Esson next tried to throw his opponent into the orchestra and then jabbed him viciously under the chin. Following this the two men appear to have put in a little real wrestling, but only for a few minutes, for Esson soon returned to his mixed style, repeatedly driving his elbow into Lemm’s face. The referee states that his protests were not only ignored but that their only visible result was an outburst of ‘Gotching” by Esson, who thrust his fingers into Lemm’s eye and abused both the referee and himself, and indeed everybody in general.
The affair was allowed to continue for a few more minutes until Lemm seems to have retaliated in some not very clear fashion, but anyway sufficient to earn a reprimand from the referee. Esson however was not satisfied with this for he immediately broke away from Lemm’s hold, dropped wrestling altogether and attacked his opponent with his fists.
The referee at this point seems to have remembered that he was controlling a wrestling match and not a rough and tumble fight, and he disqualified Esson who, hurling threats at everybody, went for Lemm whilst his seconds rushed into the fray and pummelled Lemm’s seconds. With a general battle in full swing the curtain was dropped on the disgraceful pandemonium.
Lemm and Esson weren’t hams. They were successive winners (1908 and 1909) of the Alhambra tournament, a short-lived attempt to get back to straight wrestling. So they were near the top of the tree in the professional game. But they had to make a living and they knew what the public wanted was “a show.” When you understand this, you realise that it wasn’t really strange that the referee didn’t immediately disqualify Esson for his behaviour: in fact, “the referee” was an integral part of the show.
Many thanks to Joseph Svinth for indispensable clippings from the New York newspapers and The Ring, to William Baxter for the Turkish material, and to the British Newspaper Library at Colindale for the reports from The Police Gazette.
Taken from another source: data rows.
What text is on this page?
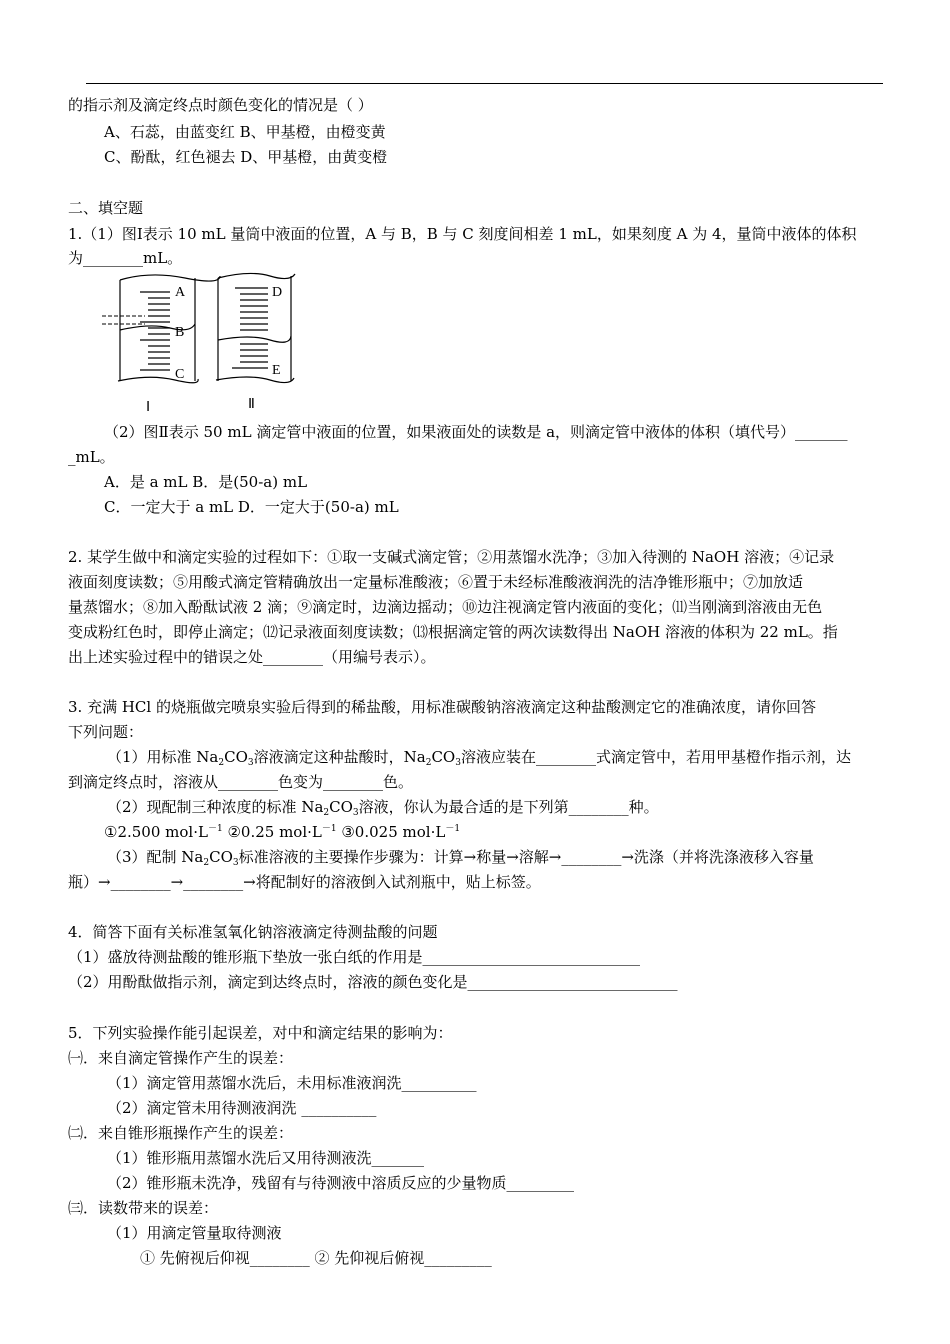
的指示剂及滴定终点时颜色变化的情况是（ ）
A、石蕊，由蓝变红 B、甲基橙，由橙变黄
C、酚酞，红色褪去 D、甲基橙，由黄变橙
二、填空题
1.（1）图Ⅰ表示 10 mL 量筒中液面的位置，A 与 B，B 与 C 刻度间相差 1 mL，如果刻度 A 为 4，量筒中液体的体积
为________mL。
A
B
C
D
E
Ⅰ	Ⅱ
（2）图Ⅱ表示 50 mL 滴定管中液面的位置，如果液面处的读数是 a，则滴定管中液体的体积（填代号）_______
_mL。
A．是 a mL B．是(50-a) mL
C．一定大于 a mL D．一定大于(50-a) mL
2. 某学生做中和滴定实验的过程如下：①取一支碱式滴定管；②用蒸馏水洗净；③加入待测的 NaOH 溶液；④记录
液面刻度读数；⑤用酸式滴定管精确放出一定量标准酸液；⑥置于未经标准酸液润洗的洁净锥形瓶中；⑦加放适
量蒸馏水；⑧加入酚酞试液 2 滴；⑨滴定时，边滴边摇动；⑩边注视滴定管内液面的变化；⑾当刚滴到溶液由无色
变成粉红色时，即停止滴定；⑿记录液面刻度读数；⒀根据滴定管的两次读数得出 NaOH 溶液的体积为 22 mL。指
出上述实验过程中的错误之处________（用编号表示）。
3. 充满 HCl 的烧瓶做完喷泉实验后得到的稀盐酸，用标准碳酸钠溶液滴定这种盐酸测定它的准确浓度，请你回答
下列问题：
（1）用标准 $Na_2CO_3$溶液滴定这种盐酸时，$Na_2CO_3$溶液应装在________式滴定管中，若用甲基橙作指示剂，达
到滴定终点时，溶液从________色变为________色。
（2）现配制三种浓度的标准 $Na_2CO_3$溶液，你认为最合适的是下列第________种。
①2.500 $mol\cdot L^{-1}$ ②0.25 $mol\cdot L^{-1}$ ③0.025 $mol\cdot L^{-1}$
（3）配制 $Na_2CO_3$标准溶液的主要操作步骤为：计算→称量→溶解→________→洗涤（并将洗涤液移入容量
瓶）→________→________→将配制好的溶液倒入试剂瓶中，贴上标签。
4．简答下面有关标准氢氧化钠溶液滴定待测盐酸的问题
（1）盛放待测盐酸的锥形瓶下垫放一张白纸的作用是_____________________________
（2）用酚酞做指示剂，滴定到达终点时，溶液的颜色变化是____________________________
5．下列实验操作能引起误差，对中和滴定结果的影响为：
㈠．来自滴定管操作产生的误差：
（1）滴定管用蒸馏水洗后，未用标准液润洗__________
（2）滴定管未用待测液润洗 __________
㈡．来自锥形瓶操作产生的误差：
（1）锥形瓶用蒸馏水洗后又用待测液洗_______
（2）锥形瓶未洗净，残留有与待测液中溶质反应的少量物质_________
㈢．读数带来的误差：
（1）用滴定管量取待测液
① 先俯视后仰视________ ② 先仰视后俯视_________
Thanks also to wrestling historian Mark Hewitt, who recently sent me more material about Youssuf’s American tour, including a report of his match with the well-known Tom Jenkins. Unfortunately this was received too late to incorporate into the article, but I hope to incorporate some of the material into the book I am writing on the early history of jujutsu in the west, and other grappling and wrestling subjects.